Appio ainda marcou uma audiência, via videoconferência, para ouvir o advogado. Nesse depoimento, no último dia 27, Tacla Duran voltou a falar que foi vítima de extorsão na Lava Jato, ainda que não tenha esclarecido detalhes.
Disse que sofria “bullying processual” do Ministério Público, incluindo por meio de contatos fora dos canais de cooperação formais entre os países. “Tudo isso porque eu não cedi a extorsão”, disse.
Afirmou que o advogado Carlos Zucolotto e uma pessoa chamada Fábio Aguayo foram a ele “vender o escritório de advocacia do Moro”. De modo pouco claro, exibiu na ocasião um áudio que supostamente tratava do tema.
Appio decidiu parar a audiência por entender que, como o caso envolvia autoridades com foro especial, o assunto estava fora de sua atribuição. Ele decidiu enviar o conteúdo ao ministro Lewandowski, que já havia despachado na ação penal de Tacla Duran.

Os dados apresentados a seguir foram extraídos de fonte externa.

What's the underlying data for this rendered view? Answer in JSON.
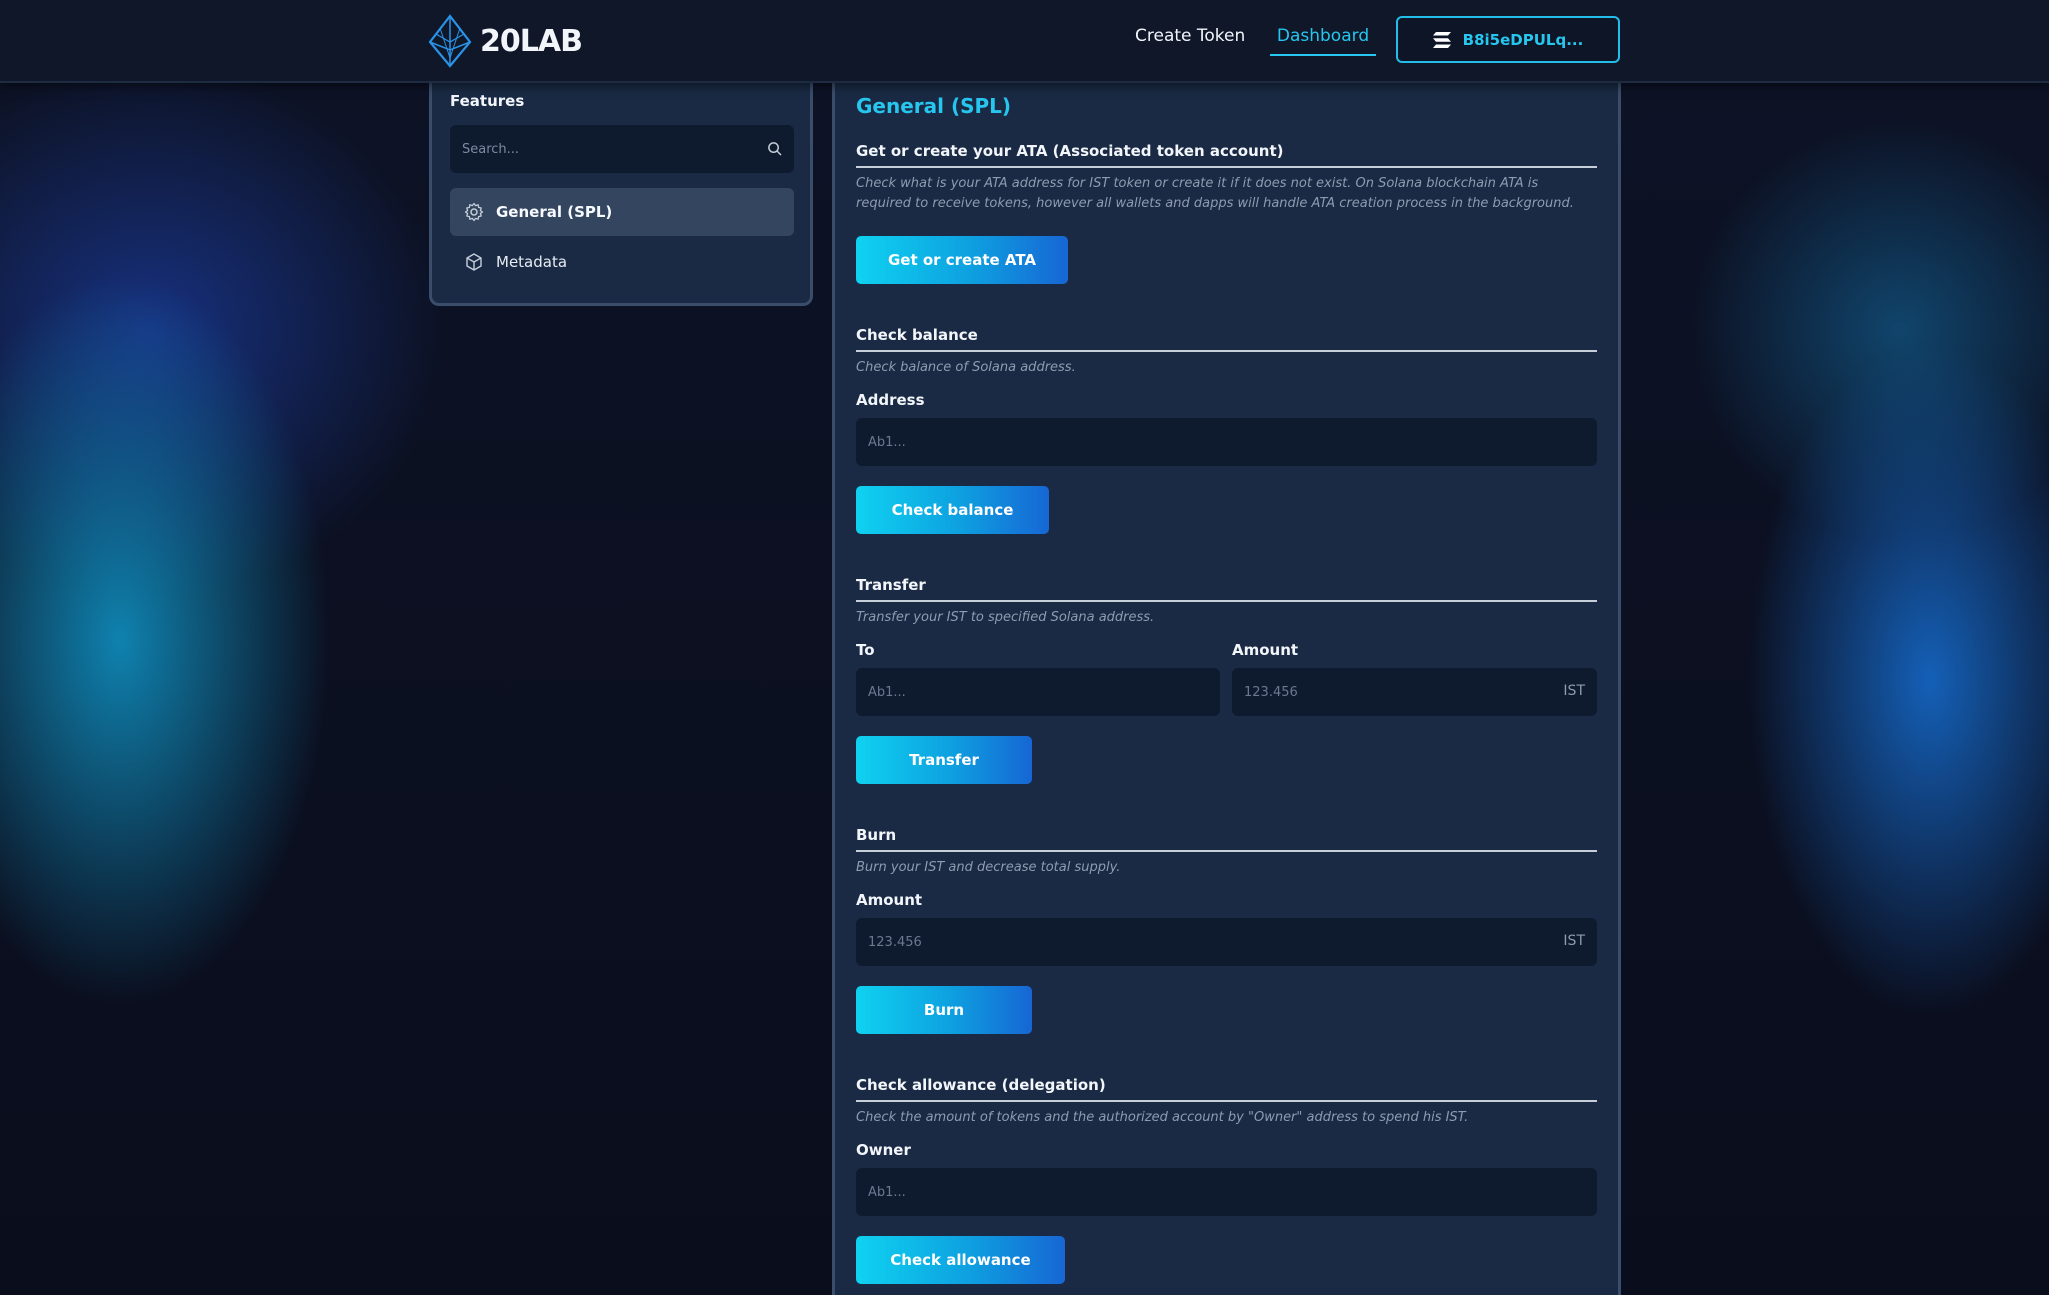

O juiz de Curitiba determinou a inclusão de Tacla Duran no programa federal de proteção a testemunhas, “por conta do grande poderio político e econômico dos envolvidos”.

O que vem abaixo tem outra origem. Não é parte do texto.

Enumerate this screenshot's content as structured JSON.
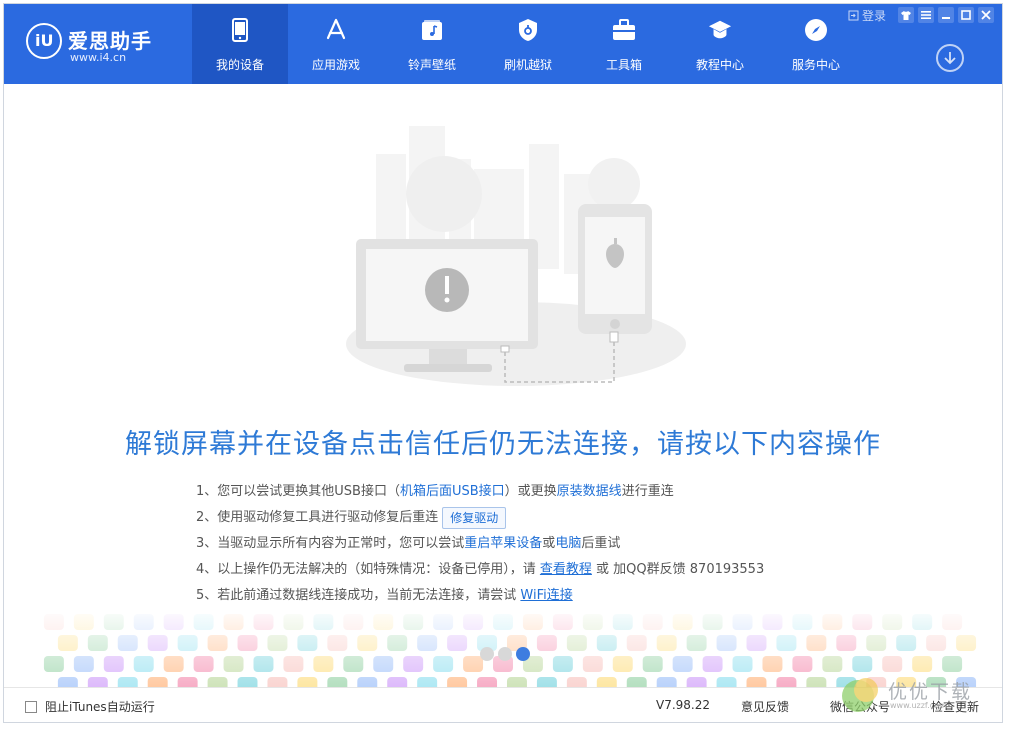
{
  "app": {
    "title": "爱思助手",
    "url": "www.i4.cn"
  },
  "nav": {
    "items": [
      {
        "label": "我的设备",
        "icon": "phone-icon",
        "active": true
      },
      {
        "label": "应用游戏",
        "icon": "app-store-icon"
      },
      {
        "label": "铃声壁纸",
        "icon": "music-note-icon"
      },
      {
        "label": "刷机越狱",
        "icon": "shield-icon"
      },
      {
        "label": "工具箱",
        "icon": "toolbox-icon"
      },
      {
        "label": "教程中心",
        "icon": "graduation-cap-icon"
      },
      {
        "label": "服务中心",
        "icon": "compass-icon"
      }
    ]
  },
  "topbar": {
    "login_label": "登录"
  },
  "main": {
    "headline": "解锁屏幕并在设备点击信任后仍无法连接，请按以下内容操作",
    "steps": {
      "s1": {
        "prefix": "1、您可以尝试更换其他USB接口（",
        "link1": "机箱后面USB接口",
        "mid": "）或更换",
        "link2": "原装数据线",
        "suffix": "进行重连"
      },
      "s2": {
        "prefix": "2、使用驱动修复工具进行驱动修复后重连",
        "button": "修复驱动"
      },
      "s3": {
        "prefix": "3、当驱动显示所有内容为正常时，您可以尝试",
        "link1": "重启苹果设备",
        "mid": "或",
        "link2": "电脑",
        "suffix": "后重试"
      },
      "s4": {
        "prefix": "4、以上操作仍无法解决的（如特殊情况：设备已停用），请 ",
        "link1": "查看教程",
        "suffix": " 或 加QQ群反馈 870193553"
      },
      "s5": {
        "prefix": "5、若此前通过数据线连接成功，当前无法连接，请尝试 ",
        "link1": "WiFi连接"
      }
    }
  },
  "bottom": {
    "itunes_label": "阻止iTunes自动运行",
    "version": "V7.98.22",
    "feedback": "意见反馈",
    "wechat": "微信公众号",
    "update": "检查更新"
  },
  "watermark": {
    "text": "优优下载",
    "sub": "www.uzzf.com"
  },
  "colors": {
    "brand": "#2b6ae0",
    "nav_active": "#1f56c4",
    "headline": "#2e7ad6",
    "link": "#1f6fd6"
  }
}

O Ministério Público Federal criticou logo na sequência o magistrado pela realização da audiência, apontando que ela teria servido apenas para o réu “elucubrar sobre supostas provas que estariam há anos em seu poder”.

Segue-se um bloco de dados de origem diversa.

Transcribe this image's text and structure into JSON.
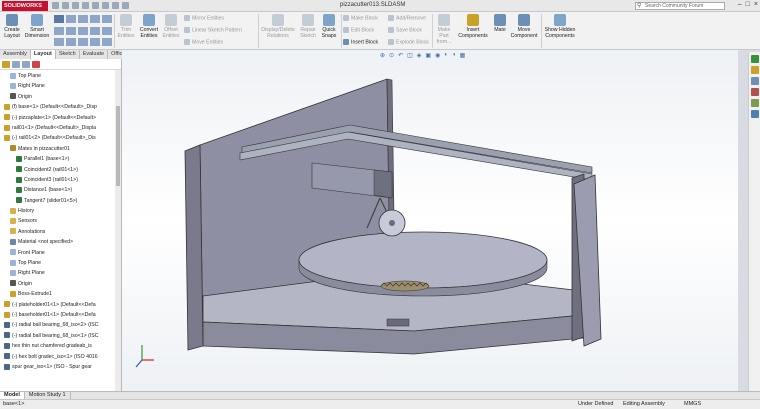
{
  "app": {
    "logo": "SOLIDWORKS",
    "window_title": "pizzacutter013.SLDASM",
    "search_placeholder": "Search Community Forum"
  },
  "ribbon": {
    "create_layout": "Create Layout",
    "smart_dimension": "Smart Dimension",
    "trim_entities": "Trim Entities",
    "convert_entities": "Convert Entities",
    "offset_entities": "Offset Entities",
    "mirror_entities": "Mirror Entities",
    "linear_sketch_pattern": "Linear Sketch Pattern",
    "move_entities": "Move Entities",
    "display_delete_relations": "Display/Delete Relations",
    "repair_sketch": "Repair Sketch",
    "quick_snaps": "Quick Snaps",
    "make_block": "Make Block",
    "edit_block": "Edit Block",
    "insert_block": "Insert Block",
    "add_remove": "Add/Remove",
    "save_block": "Save Block",
    "explode_block": "Explode Block",
    "make_part_from_block": "Make Part from...",
    "insert_components": "Insert Components",
    "mate": "Mate",
    "move_component": "Move Component",
    "show_hidden_components": "Show Hidden Components"
  },
  "tabs": [
    "Assembly",
    "Layout",
    "Sketch",
    "Evaluate",
    "Office Products"
  ],
  "active_tab": "Layout",
  "tree": [
    {
      "label": "Top Plane",
      "indent": 1,
      "icon": "plane"
    },
    {
      "label": "Right Plane",
      "indent": 1,
      "icon": "plane"
    },
    {
      "label": "Origin",
      "indent": 1,
      "icon": "origin"
    },
    {
      "label": "(f) base<1> (Default<<Default>_Disp",
      "indent": 0,
      "icon": "part"
    },
    {
      "label": "(-) pizzaplate<1> (Default<<Default>",
      "indent": 0,
      "icon": "part"
    },
    {
      "label": "rail01<1> (Default<<Default>_Displa",
      "indent": 0,
      "icon": "part"
    },
    {
      "label": "(-) rail01<2> (Default<<Default>_Dis",
      "indent": 0,
      "icon": "part"
    },
    {
      "label": "Mates in pizzacutter01",
      "indent": 1,
      "icon": "mates"
    },
    {
      "label": "Parallel1 (base<1>)",
      "indent": 2,
      "icon": "mate"
    },
    {
      "label": "Coincident2 (rail01<1>)",
      "indent": 2,
      "icon": "mate"
    },
    {
      "label": "Coincident3 (rail01<1>)",
      "indent": 2,
      "icon": "mate"
    },
    {
      "label": "Distance1 (base<1>)",
      "indent": 2,
      "icon": "mate"
    },
    {
      "label": "Tangent7 (slider01<5>)",
      "indent": 2,
      "icon": "mate"
    },
    {
      "label": "History",
      "indent": 1,
      "icon": "folder"
    },
    {
      "label": "Sensors",
      "indent": 1,
      "icon": "folder"
    },
    {
      "label": "Annotations",
      "indent": 1,
      "icon": "folder"
    },
    {
      "label": "Material <not specified>",
      "indent": 1,
      "icon": "material"
    },
    {
      "label": "Front Plane",
      "indent": 1,
      "icon": "plane"
    },
    {
      "label": "Top Plane",
      "indent": 1,
      "icon": "plane"
    },
    {
      "label": "Right Plane",
      "indent": 1,
      "icon": "plane"
    },
    {
      "label": "Origin",
      "indent": 1,
      "icon": "origin"
    },
    {
      "label": "Boss-Extrude1",
      "indent": 1,
      "icon": "feature"
    },
    {
      "label": "(-) plateholder01<1> (Default<<Defa",
      "indent": 0,
      "icon": "part"
    },
    {
      "label": "(-) baseholder01<1> (Default<<Defa",
      "indent": 0,
      "icon": "part"
    },
    {
      "label": "(-) radial ball bearing_68_iso<2> (ISC",
      "indent": 0,
      "icon": "toolbox"
    },
    {
      "label": "(-) radial ball bearing_68_iso<1> (ISC",
      "indent": 0,
      "icon": "toolbox"
    },
    {
      "label": "hex thin nut chamfered gradeab_is",
      "indent": 0,
      "icon": "toolbox"
    },
    {
      "label": "(-) hex bolt gradec_iso<1> (ISO 4016",
      "indent": 0,
      "icon": "toolbox"
    },
    {
      "label": "spur gear_iso<1> (ISO - Spur gear",
      "indent": 0,
      "icon": "toolbox"
    }
  ],
  "bottom_tabs": [
    "Model",
    "Motion Study 1"
  ],
  "status": {
    "left": "base<1>",
    "under_defined": "Under Defined",
    "editing": "Editing Assembly",
    "units": "MMGS"
  },
  "colors": {
    "model_gray": "#a9abbd",
    "accent_blue": "#3a6ea8",
    "logo_red": "#c8102e"
  }
}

Na véspera de se aposentar, no último dia 10, Lewandowski determinou que o procedimento relativo a Tacla Duran deveria tramitar no Supremo, contrariando pedido de Moro para que permanecesse na primeira instância.
O ministro também ordenou que a PGR fizesse análise mais detalhada dos fatos e avaliasse eventual instauração de inquérito. Esses documentos estão sob sigilo.
Segundo Lewandowski, a PGR se manifestou citando “eventual interferência de Sergio Moro no julgamento dos processos envolvendo a Operação Lava Jato -inclusive os processos envolvendo Rodrigo Tacla Duran”, após ele ter deixado a magistratura, em 2018.
MAIS BATE-BOCA
As declarações mais recentes de Tacla Duran reacenderam o antagonismo de petistas e defensores da Lava Jato.
Deputados do PT tentaram convidar o advogado para depoimento na Comissão de Fiscalização Financeira da Câmara. Citaram, em requerimento, entrevista do advogado ao UOL em 2019 na qual ele também fez acusações contra o advogado Marlus Arns, citando suposto vínculo dele com a mulher de Moro, que hoje é deputada federal pela União Brasil-SP.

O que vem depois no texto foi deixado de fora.